27th February 2009
There’s an electronic sign on the corner of 43rd street and Avenue of the Americas that displays the current US national debt. Racing north at an alarming, rate when I reached the curb it showed a figure so large I didn’t even know how to say it: $10,724,133,490,489. Underneath it announced, ‘Amount owed by each family: $90,089.’ By the time the lights had changed and I could cross, the total figure had increased by half a million. The following day when I passed the same spot each family owed another grand.
It’s hard to escape the economy here. Everyone is talking about it: my friends in bars, my contacts in meetings, and the president in congress, who last night told the watching world that despite sanctioning a 1.4 trillion dollar deficit for 2009 (four times greater than any before) the US would rebuild, would become stronger, would recover. Time will tell. Today with no morning meetings to attend I walked all 70 blocks from midtown to the financial district and took a look at Wall Street. I don’t know why, I’m not sure what I expected to see... ruined bankers throwing themselves from the 30th floor of their corporate towers? I suppose I just thought this is actually where history is happening right now and I want to see it. But of course it was business as usual, maybe a few more film crews than there otherwise might have been, but apart from that all appeared normal. So what are people saying, what’s the word from over here? It seems as though everyone’s as confused as they are at home. Just like in the UK there seems to be something of a phoney war going on, a waiting game, with people hoping things won’t get much worse, that things will start to recover soon, but realising also it could just be the calm before the storm. My old friend Kip, an artist of immense talent, told me people are still buying his work and although he knows some people that have lost their jobs they were shit anyway and probably deserved to. Tom, a film maker I met in Pakistan in 2003, agrees, albeit in a slightly more cautious way. ‘What that sign doesn’t tell you is the current national assets, which would presumably swamp the figure they do show.’ Good point. ‘But the thing that worries me is people seeing signs like that panicking and stopping their spending. That will be really devastating.’ Alana, who is also involved in travel, had dinner with some bankers the other night and they all reckon the recession hasn’t even started yet, that we may not be more that 30% in. And most alarmingly from my point of view wasthe worrying assessment of the editor of one of the US’s leading top-end travel magazines, as he thinks in worrying economic times, people stay closer to home and nest. I certainly hope not.
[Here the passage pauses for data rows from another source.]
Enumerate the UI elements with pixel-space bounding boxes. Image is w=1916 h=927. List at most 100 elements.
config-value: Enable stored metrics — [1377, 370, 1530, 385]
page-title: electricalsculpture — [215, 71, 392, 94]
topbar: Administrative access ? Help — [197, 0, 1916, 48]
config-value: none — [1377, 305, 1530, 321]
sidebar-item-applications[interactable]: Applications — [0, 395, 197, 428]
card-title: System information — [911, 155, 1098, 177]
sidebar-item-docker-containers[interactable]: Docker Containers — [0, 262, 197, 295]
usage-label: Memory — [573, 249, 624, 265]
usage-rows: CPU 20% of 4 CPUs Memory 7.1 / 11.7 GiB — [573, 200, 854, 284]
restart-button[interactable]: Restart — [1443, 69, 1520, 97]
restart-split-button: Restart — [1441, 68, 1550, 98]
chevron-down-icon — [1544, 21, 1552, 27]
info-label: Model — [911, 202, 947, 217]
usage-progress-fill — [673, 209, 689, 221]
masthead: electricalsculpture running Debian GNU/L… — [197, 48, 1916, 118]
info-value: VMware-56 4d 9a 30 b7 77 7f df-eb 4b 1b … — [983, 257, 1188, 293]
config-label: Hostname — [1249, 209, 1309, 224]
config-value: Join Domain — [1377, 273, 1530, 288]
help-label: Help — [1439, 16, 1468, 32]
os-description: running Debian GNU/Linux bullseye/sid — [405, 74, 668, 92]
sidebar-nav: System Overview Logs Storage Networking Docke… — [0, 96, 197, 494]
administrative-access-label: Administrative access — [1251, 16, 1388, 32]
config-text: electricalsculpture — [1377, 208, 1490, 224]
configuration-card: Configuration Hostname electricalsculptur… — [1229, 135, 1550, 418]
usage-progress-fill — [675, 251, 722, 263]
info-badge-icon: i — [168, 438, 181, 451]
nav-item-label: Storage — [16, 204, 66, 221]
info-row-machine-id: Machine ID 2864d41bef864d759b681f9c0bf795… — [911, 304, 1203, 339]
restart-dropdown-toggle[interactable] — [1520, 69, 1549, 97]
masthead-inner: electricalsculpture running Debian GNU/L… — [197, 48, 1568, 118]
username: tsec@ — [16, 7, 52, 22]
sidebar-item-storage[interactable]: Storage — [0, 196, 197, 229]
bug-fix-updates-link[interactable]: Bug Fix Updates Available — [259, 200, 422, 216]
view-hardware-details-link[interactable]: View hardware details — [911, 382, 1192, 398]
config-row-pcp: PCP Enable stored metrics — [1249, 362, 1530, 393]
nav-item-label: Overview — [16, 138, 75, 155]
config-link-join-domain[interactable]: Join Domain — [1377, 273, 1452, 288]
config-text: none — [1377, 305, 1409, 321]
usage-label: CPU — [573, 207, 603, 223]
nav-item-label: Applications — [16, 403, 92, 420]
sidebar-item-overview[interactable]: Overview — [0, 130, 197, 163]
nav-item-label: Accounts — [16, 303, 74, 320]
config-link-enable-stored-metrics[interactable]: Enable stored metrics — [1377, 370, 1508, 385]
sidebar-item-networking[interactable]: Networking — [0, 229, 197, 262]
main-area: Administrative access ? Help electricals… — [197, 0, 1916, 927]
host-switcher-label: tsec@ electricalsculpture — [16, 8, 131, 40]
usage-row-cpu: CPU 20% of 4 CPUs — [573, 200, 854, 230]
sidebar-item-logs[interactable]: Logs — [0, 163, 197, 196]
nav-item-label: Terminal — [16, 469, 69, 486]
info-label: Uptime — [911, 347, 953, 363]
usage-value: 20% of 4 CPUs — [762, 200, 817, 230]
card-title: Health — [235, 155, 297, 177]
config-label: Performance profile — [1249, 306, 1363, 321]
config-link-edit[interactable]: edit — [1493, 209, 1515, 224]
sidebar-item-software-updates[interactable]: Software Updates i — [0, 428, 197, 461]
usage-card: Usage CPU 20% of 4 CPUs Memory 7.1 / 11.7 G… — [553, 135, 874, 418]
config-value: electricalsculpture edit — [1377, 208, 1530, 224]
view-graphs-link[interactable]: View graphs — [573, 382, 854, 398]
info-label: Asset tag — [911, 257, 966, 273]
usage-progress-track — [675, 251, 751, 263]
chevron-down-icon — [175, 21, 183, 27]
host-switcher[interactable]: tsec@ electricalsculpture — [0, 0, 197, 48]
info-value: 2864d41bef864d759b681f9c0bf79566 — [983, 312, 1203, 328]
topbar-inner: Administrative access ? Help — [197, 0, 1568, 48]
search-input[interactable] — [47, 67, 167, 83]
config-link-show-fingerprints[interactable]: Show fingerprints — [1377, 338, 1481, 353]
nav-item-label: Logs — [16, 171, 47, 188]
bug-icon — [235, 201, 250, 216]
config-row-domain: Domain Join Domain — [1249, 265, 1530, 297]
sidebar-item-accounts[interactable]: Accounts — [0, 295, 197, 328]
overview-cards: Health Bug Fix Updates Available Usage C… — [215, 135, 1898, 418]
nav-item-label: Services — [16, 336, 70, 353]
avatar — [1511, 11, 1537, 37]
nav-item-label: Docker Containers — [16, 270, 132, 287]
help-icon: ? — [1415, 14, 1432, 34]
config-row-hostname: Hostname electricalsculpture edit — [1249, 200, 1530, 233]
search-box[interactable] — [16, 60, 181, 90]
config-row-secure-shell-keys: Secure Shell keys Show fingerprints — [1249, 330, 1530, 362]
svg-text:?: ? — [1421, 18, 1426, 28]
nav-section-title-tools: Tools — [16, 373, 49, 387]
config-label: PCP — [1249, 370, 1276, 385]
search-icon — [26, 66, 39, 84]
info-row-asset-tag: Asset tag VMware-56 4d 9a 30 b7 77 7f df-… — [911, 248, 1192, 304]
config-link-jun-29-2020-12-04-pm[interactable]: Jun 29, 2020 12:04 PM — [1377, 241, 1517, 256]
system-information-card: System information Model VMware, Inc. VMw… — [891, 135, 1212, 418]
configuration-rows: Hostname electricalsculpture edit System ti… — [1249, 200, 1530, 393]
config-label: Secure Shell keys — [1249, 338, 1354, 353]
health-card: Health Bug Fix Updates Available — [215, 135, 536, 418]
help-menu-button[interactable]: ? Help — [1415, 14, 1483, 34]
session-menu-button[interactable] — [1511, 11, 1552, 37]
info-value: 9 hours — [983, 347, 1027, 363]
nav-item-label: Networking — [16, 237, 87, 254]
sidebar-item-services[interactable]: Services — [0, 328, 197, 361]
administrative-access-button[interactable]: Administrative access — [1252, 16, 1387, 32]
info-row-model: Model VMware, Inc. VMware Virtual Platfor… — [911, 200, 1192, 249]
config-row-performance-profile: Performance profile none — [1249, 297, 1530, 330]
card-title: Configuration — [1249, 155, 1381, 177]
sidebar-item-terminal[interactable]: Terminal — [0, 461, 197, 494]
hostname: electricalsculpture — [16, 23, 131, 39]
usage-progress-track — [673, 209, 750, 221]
From Wall Street I took a ferry over to Liberty Island to take a close up look at the icon of freedom. Although security was tighter than at any airport I’ve travelled through, the jetty was packed with tourists who all seemed in high spirits. The Apple shop on 5th Avenue I went to later was doing good trade, every restaurant I’ve been to has been packed. Words on a T-Shirt I saw said the following, ‘In times of economic hardship, some will land on their feet,... others in the Hudson.’ I liked that. A phoney war is probably about right, the recession is here but so far it’s happening to someone else, someplace else. The question is, for how much longer? Off to Chile now for some real adventure.